The upper chamber is expected to take up comprehensive cybersecurity legislation this week after years of work by the Homeland Security and Commerce committees and the relevant committee heads.
The resulting legislation takes a light-touch approach to regulating network security at critical infrastructure providers in order to garner support from both lawmakers and industry.
The legislation would task the Department of Homeland Security with ensuring that firms crucial to the nation's economic and physical security take adequate precautions to safeguard their systems, while the National Institute of Standards and Technology would help determine best practices and standards with input from industry.
But late resistance from federal technology contractors is threatening to undermine the legislation, with some warning the regulations would allow the government to step in if contractors' security precautions are found to be lacking.
Opposition comes from both firms that sell security services to the government, as well as IT and hardware firms facing new security requirements.
On Tuesday, the Senate Judiciary Committee subcommittee on Privacy, Technology and the Law will hold a hearing on the Video Privacy Protection Act featuring representatives from Netflix and the Electronic Privacy Information Center.
The law, passed in 1988, bans video providers from sharing customers' rental histories without their written consent.

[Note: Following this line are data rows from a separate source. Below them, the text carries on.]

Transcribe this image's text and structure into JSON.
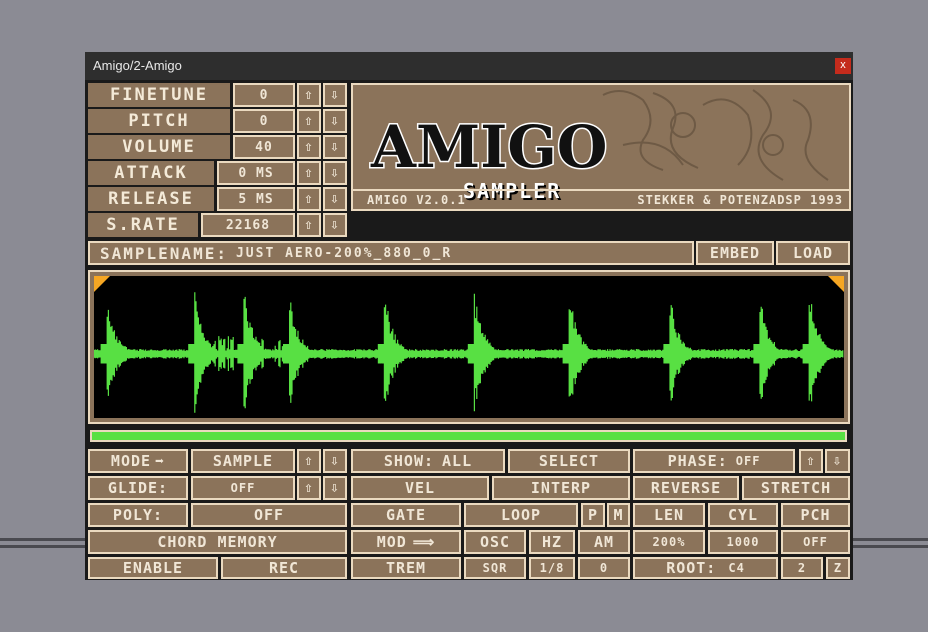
{
  "window": {
    "title": "Amigo/2-Amigo",
    "close": "x"
  },
  "params": {
    "finetune": {
      "label": "FINETUNE",
      "value": "0"
    },
    "pitch": {
      "label": "PITCH",
      "value": "0"
    },
    "volume": {
      "label": "VOLUME",
      "value": "40"
    },
    "attack": {
      "label": "ATTACK",
      "value": "0 MS"
    },
    "release": {
      "label": "RELEASE",
      "value": "5 MS"
    },
    "srate": {
      "label": "S.RATE",
      "value": "22168"
    }
  },
  "logo": {
    "title": "AMIGO",
    "subtitle": "SAMPLER",
    "version": "AMIGO V2.0.1",
    "credit": "STEKKER & POTENZADSP 1993"
  },
  "sample": {
    "label": "SAMPLENAME:",
    "name": "JUST AERO-200%_880_0_R",
    "embed": "EMBED",
    "load": "LOAD"
  },
  "arrows": {
    "up": "⇧",
    "down": "⇩",
    "right": "➡",
    "long_right": "⟹"
  },
  "row1": {
    "mode_label": "MODE",
    "mode_value": "SAMPLE",
    "show_label": "SHOW:",
    "show_value": "ALL",
    "select": "SELECT",
    "phase_label": "PHASE:",
    "phase_value": "OFF"
  },
  "row2": {
    "glide_label": "GLIDE:",
    "glide_value": "OFF",
    "vel": "VEL",
    "interp": "INTERP",
    "reverse": "REVERSE",
    "stretch": "STRETCH"
  },
  "row3": {
    "poly_label": "POLY:",
    "poly_value": "OFF",
    "gate": "GATE",
    "loop": "LOOP",
    "p": "P",
    "m": "M",
    "len": "LEN",
    "cyl": "CYL",
    "pch": "PCH"
  },
  "row4": {
    "chord": "CHORD MEMORY",
    "mod": "MOD",
    "osc": "OSC",
    "hz": "HZ",
    "am": "AM",
    "val1": "200%",
    "val2": "1000",
    "val3": "OFF"
  },
  "row5": {
    "enable": "ENABLE",
    "rec": "REC",
    "trem": "TREM",
    "sqr": "SQR",
    "frac": "1/8",
    "zero": "0",
    "root_label": "ROOT:",
    "root_value": "C4",
    "two": "2",
    "z": "Z"
  },
  "colors": {
    "panel": "#8b735a",
    "border": "#ead9bf",
    "wave": "#58e043",
    "bg": "#000000"
  }
}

Netflix contends the law is an impediment to the voluntary sharing of users' viewing history over social networks.
The Federal Communications Commission's January open meeting on Tuesday will focus on waste and abuse in the Lifeline and Link Up programs, which subsidize telephone service for low-income consumers.
The proposed changes are intended to root out fraud in the program and transition some of its funds to expanding broadband Internet access.
Also Tuesday, the Wireless Innovation Alliance and New America Foundation will host a forum at the Russell Senate Office Building on the need to preserve unlicensed spectrum.
House Republicans have shown a strong resistance to freeing up more airwaves for unlicensed use due to the current budgetary climate. Speakers will include Sens. John Kerry (D-Mass.) and Jerry Moran (R-Kan.), along with former FCC Chairman Reed Hundt.